The Pantry Method of Plotting

In writing, there are a lot of key principles that are easy to overlook when you're starting out. The funny thing is, most of the time they seem obvious once they've been pointed out. But before someone points them out to you, you probably never consider them.

The Pantry Method is one of those seemingly obvious things. It's a way of thinking, more than a rule, and it's as simple as this:

Plotting a story is like stocking a pantry.

When you go to the store, chances are you buy whatever you think you'll use, whatever your family is likely to eat, whatever looks good, whatever is a good deal. You get as much as you can afford within your budget.
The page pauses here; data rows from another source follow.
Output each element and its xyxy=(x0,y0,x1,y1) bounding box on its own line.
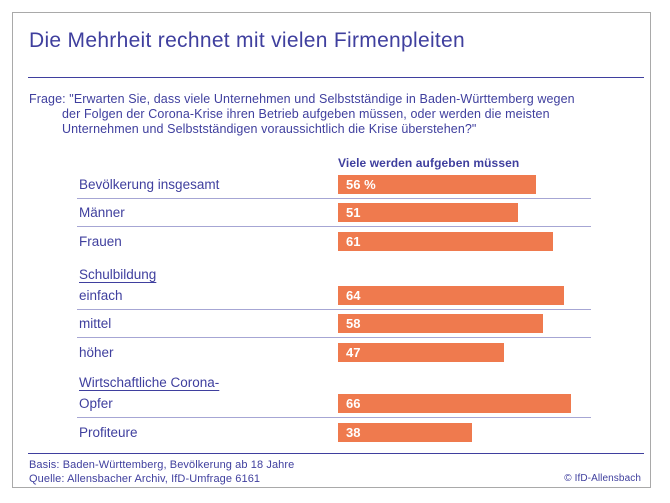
category-label: Frauen xyxy=(79,233,122,249)
category-label: einfach xyxy=(79,288,123,303)
category-label: Profiteure xyxy=(79,424,138,440)
page-title: Die Mehrheit rechnet mit vielen Firmenpl… xyxy=(29,29,466,52)
bar-chart: Bevölkerung insgesamt 56 % Männer 51 Fra… xyxy=(77,171,591,446)
bar-area: 56 % xyxy=(338,171,591,198)
category-label: Männer xyxy=(79,205,125,220)
bar-value-label: 66 xyxy=(346,396,361,411)
question-line: Unternehmen und Selbstständigen voraussi… xyxy=(62,122,477,136)
chart-frame: Die Mehrheit rechnet mit vielen Firmenpl… xyxy=(12,12,651,488)
table-row: einfach 64 xyxy=(77,282,591,310)
basis-note: Basis: Baden-Württemberg, Bevölkerung ab… xyxy=(29,459,295,471)
bar: 66 xyxy=(338,394,571,413)
question-line: der Folgen der Corona-Krise ihren Betrie… xyxy=(62,107,550,121)
bar: 47 xyxy=(338,342,504,362)
bar: 61 xyxy=(338,231,554,251)
footer-notes: Basis: Baden-Württemberg, Bevölkerung ab… xyxy=(29,459,294,486)
section-label: Wirtschaftliche Corona- xyxy=(79,375,220,390)
table-row: Profiteure 38 xyxy=(77,418,591,446)
bar-value-label: 47 xyxy=(346,344,361,360)
bar-area: 38 xyxy=(338,418,591,446)
table-row: Opfer 66 xyxy=(77,390,591,418)
bar-value-label: 38 xyxy=(346,424,361,440)
bar-area: 66 xyxy=(338,390,591,417)
bar-value-label: 51 xyxy=(346,205,361,220)
bar-area: 58 xyxy=(338,310,591,337)
bar-value-label: 64 xyxy=(346,288,361,303)
bar-value-label: 58 xyxy=(346,316,361,331)
category-label: höher xyxy=(79,344,114,360)
bar-value-label: 56 % xyxy=(346,177,376,192)
copyright-note: © IfD-Allensbach xyxy=(564,473,641,484)
bar: 56 % xyxy=(338,175,536,194)
question-line: Frage: "Erwarten Sie, dass viele Unterne… xyxy=(29,92,575,106)
section-header-wirtschaftliche-corona: Wirtschaftliche Corona- xyxy=(77,366,591,390)
bar-value-label: 61 xyxy=(346,233,361,249)
category-label: Opfer xyxy=(79,396,113,411)
footer-divider xyxy=(28,453,644,454)
bar: 64 xyxy=(338,286,564,305)
category-label: Bevölkerung insgesamt xyxy=(79,177,220,192)
section-label: Schulbildung xyxy=(79,267,157,282)
table-row: mittel 58 xyxy=(77,310,591,338)
category-label: mittel xyxy=(79,316,112,331)
table-row: Männer 51 xyxy=(77,199,591,227)
bar-area: 64 xyxy=(338,282,591,309)
survey-question: Frage: "Erwarten Sie, dass viele Unterne… xyxy=(29,92,657,137)
source-note: Quelle: Allensbacher Archiv, IfD-Umfrage… xyxy=(29,472,261,485)
value-column-header: Viele werden aufgeben müssen xyxy=(338,156,520,170)
table-row: Bevölkerung insgesamt 56 % xyxy=(77,171,591,199)
bar-area: 47 xyxy=(338,338,591,366)
table-row: Frauen 61 xyxy=(77,227,591,255)
bar-area: 61 xyxy=(338,227,591,255)
section-header-schulbildung: Schulbildung xyxy=(77,255,591,282)
bar: 58 xyxy=(338,314,543,333)
bar: 51 xyxy=(338,203,518,222)
bar-area: 51 xyxy=(338,199,591,226)
bar: 38 xyxy=(338,422,473,442)
title-divider xyxy=(28,77,644,78)
table-row: höher 47 xyxy=(77,338,591,366)
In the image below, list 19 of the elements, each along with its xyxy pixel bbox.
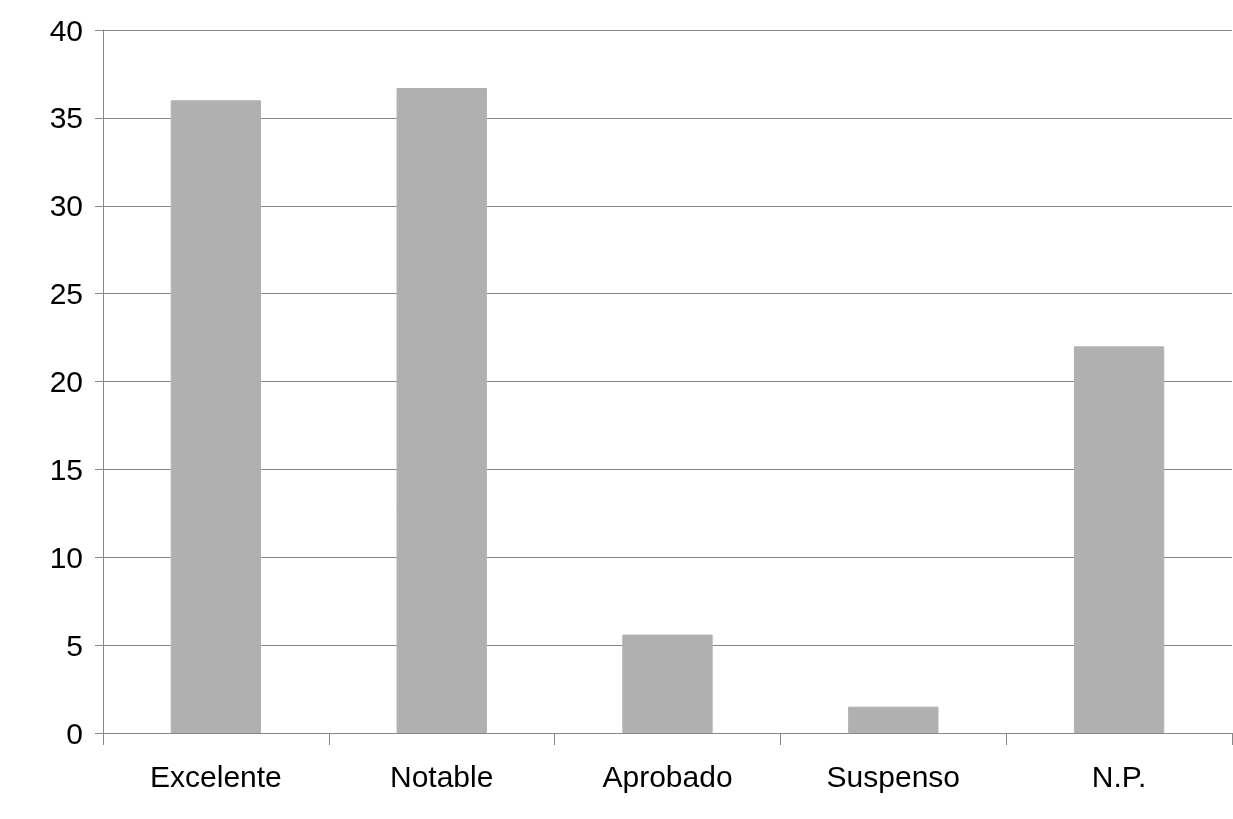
bar xyxy=(1073,346,1165,733)
x-tick-label: N.P. xyxy=(1091,759,1147,793)
y-tick-label: 40 xyxy=(49,13,83,47)
y-tick-label: 25 xyxy=(49,277,83,311)
y-tick-label: 10 xyxy=(49,540,83,574)
x-tick-label: Notable xyxy=(390,759,494,793)
y-tick-label: 30 xyxy=(49,189,83,223)
y-tick-label: 35 xyxy=(49,101,83,135)
bar xyxy=(622,634,713,733)
x-tick-label: Aprobado xyxy=(602,759,733,793)
y-tick-label: 20 xyxy=(49,365,83,398)
y-tick-label: 0 xyxy=(66,716,83,750)
bar xyxy=(848,706,939,733)
y-tick-label: 5 xyxy=(66,628,83,662)
x-tick-label: Suspenso xyxy=(826,759,961,793)
bar xyxy=(396,88,487,733)
bar xyxy=(170,100,262,733)
y-tick-label: 15 xyxy=(49,452,83,486)
x-tick-label: Excelente xyxy=(150,759,282,793)
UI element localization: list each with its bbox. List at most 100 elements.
When you get home, you put those groceries away in your pantry, fridge, and freezer. When it's time to make a meal, you only pull out the ingredients you need, and in a given grocery cycle, you may or may not use everything in your house.

Think of each scene in your novel as a meal.  You only need a handful of ingredients from the pantry to make it.  You don't add any ingredients that will take over, or clash with the main flavor of the meal.  But it's nice to know that you have a well-stocked pantry to pull from, because the meal could go in any direction.

By developing a solid foundation of notes, sketches and outlines, you stock your pantry for enough "meals" to get you to the next "grocery trip", or really, enough scenes to get you through a complete story.   But you may not necessarily use every ingredient in your pantry.  Often times, your character sheets will include info that never gets used in the story.   If you've done detailed setting sheets, maybe there's a detail or two that never comes up.

The point here, is that you don't need to use everything you've supplied, and you can go looking for extra ingredients any time you want.


This way of thinking will help you avoid feeling boxed in.  Just because you've bought a certain group of groceries doesn't mean you have to make a specific meal.  And an outline is not a strict to do list.  Outlines are constantly evolving as the story goes through unexpected changes.  That is the magic of writing.

If you take one thing away, let it be this:

The outline doesn't determine the story, the characters do.

Give your characters a well-stocked pantry to draw from, and be ready for them to surprise you.  Your final draft might look nothing like the outline, but without a well-stocked pantry, nobody eats.